Cowok itu meringis, mengusap-usap telinga yang memerah sambil berkata, "Gile sakit banget coy!" Dia menatap cewek dihadapannya yang sudah dendam kesumat dengannya sejak awal kali bertemu. "Kenceng banget jeweran lo Na, bikin gue dimabuk kepayang." Cowok itu berkata, setelahnya ia kabur dari hadapan seorang Denira Agatha.
Ya, namanya Denira Agatha, tapi orang-orang memanggilnya Nina. Entah panggilan itu sejak kapan, yang jelas Nina merasa enak dipanggil 'Nina' saja.
Teringat lagi kejadian yang baru saja ia alami bersama cowok super menyebalkan yang pernah Nina kenal.
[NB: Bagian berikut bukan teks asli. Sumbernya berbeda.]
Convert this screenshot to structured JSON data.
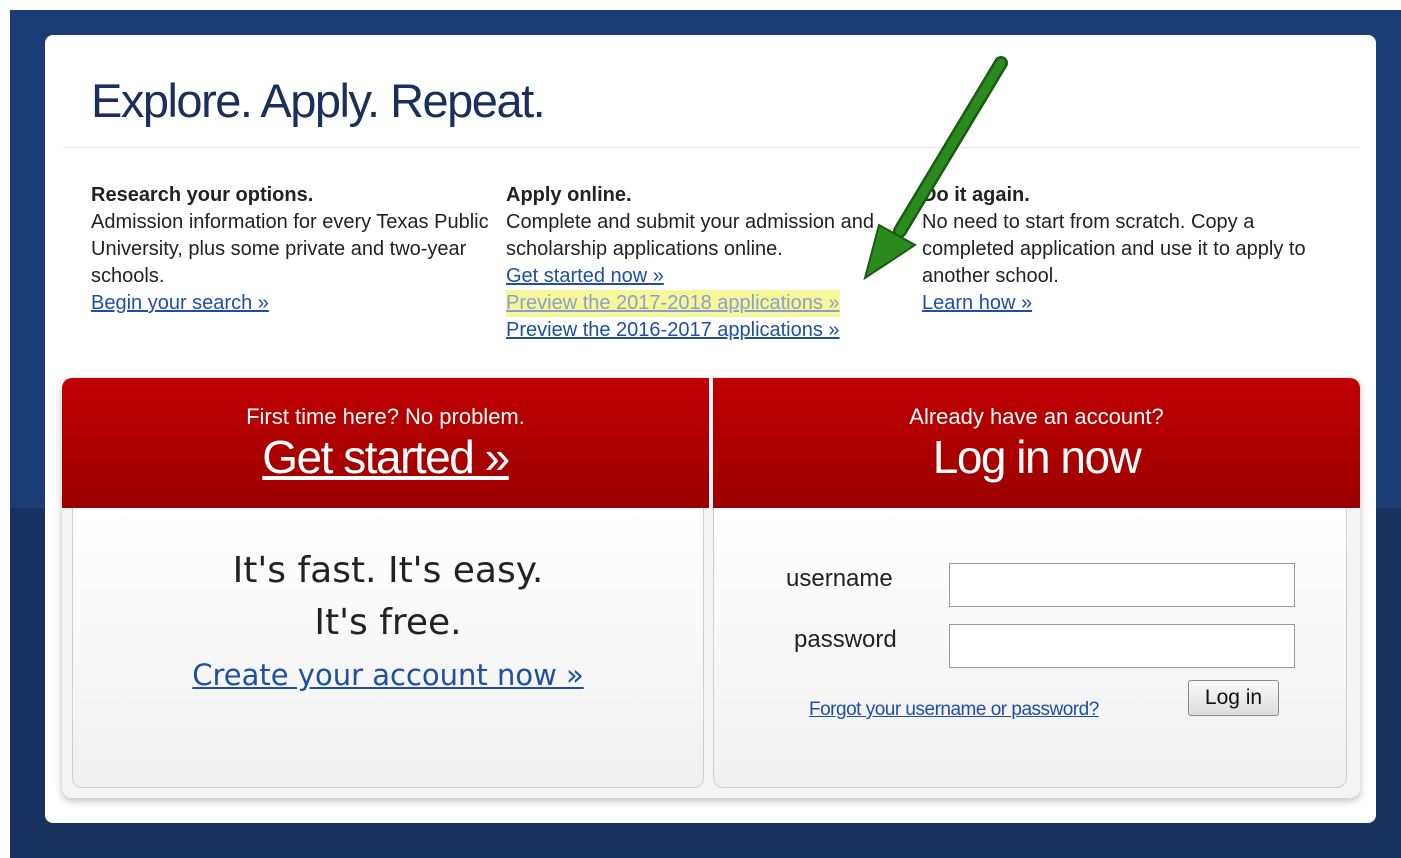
{
  "page": {
    "title": "Explore. Apply. Repeat."
  },
  "columns": [
    {
      "heading": "Research your options.",
      "text": "Admission information for every Texas Public University, plus some private and two-year schools.",
      "links": [
        "Begin your search »"
      ]
    },
    {
      "heading": "Apply online.",
      "text": "Complete and submit your admission and scholarship applications online.",
      "links": [
        "Get started now »",
        "Preview the 2017-2018 applications »",
        "Preview the 2016-2017 applications »"
      ]
    },
    {
      "heading": "Do it again.",
      "text": "No need to start from scratch. Copy a completed application and use it to apply to another school.",
      "links": [
        "Learn how »"
      ]
    }
  ],
  "annotation": {
    "arrow_color": "#2a8a1e",
    "highlight_color": "#f6f79a"
  },
  "left_panel": {
    "sub": "First time here? No problem.",
    "main_link": "Get started »",
    "tagline_1": "It's fast. It's easy.",
    "tagline_2": "It's free.",
    "create_link": "Create your account now »"
  },
  "right_panel": {
    "sub": "Already have an account?",
    "main": "Log in now",
    "username_label": "username",
    "password_label": "password",
    "username_value": "",
    "password_value": "",
    "forgot_link": "Forgot your username or password?",
    "login_button": "Log in"
  },
  "colors": {
    "header_red": "#c00000",
    "navy": "#1b3d75",
    "link": "#1f4fa3"
  }
}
Rafa Austin. Cowok yang menguntitnya saat ke toilet pada jam pelajaran berlangsung. Setahu Nina--teman sekelasnya sendiri, Rafa itu dikeluarin sama bu Yana gara-gara kelakuannya di kelas, bukan memperhatikan guru yang sedang menjelaskan, Rafa malah asik-asiknya mengobrol sambil tertawa di belakang, bersama kedua sahabatnya, Rizky dan Vino. Akibatnya mereka bertiga dilarang masuk pelajaran bu Yana.
Tapi Nina gak habis pikir karena bisa-bisanya cowok itu mengusilinya yang jelas sudah harus melaksanakan hukuman.
Namun, gadis berambut sebahu itu cuek dan memilih masuk kembali ke kelas setelah emosinya meredam.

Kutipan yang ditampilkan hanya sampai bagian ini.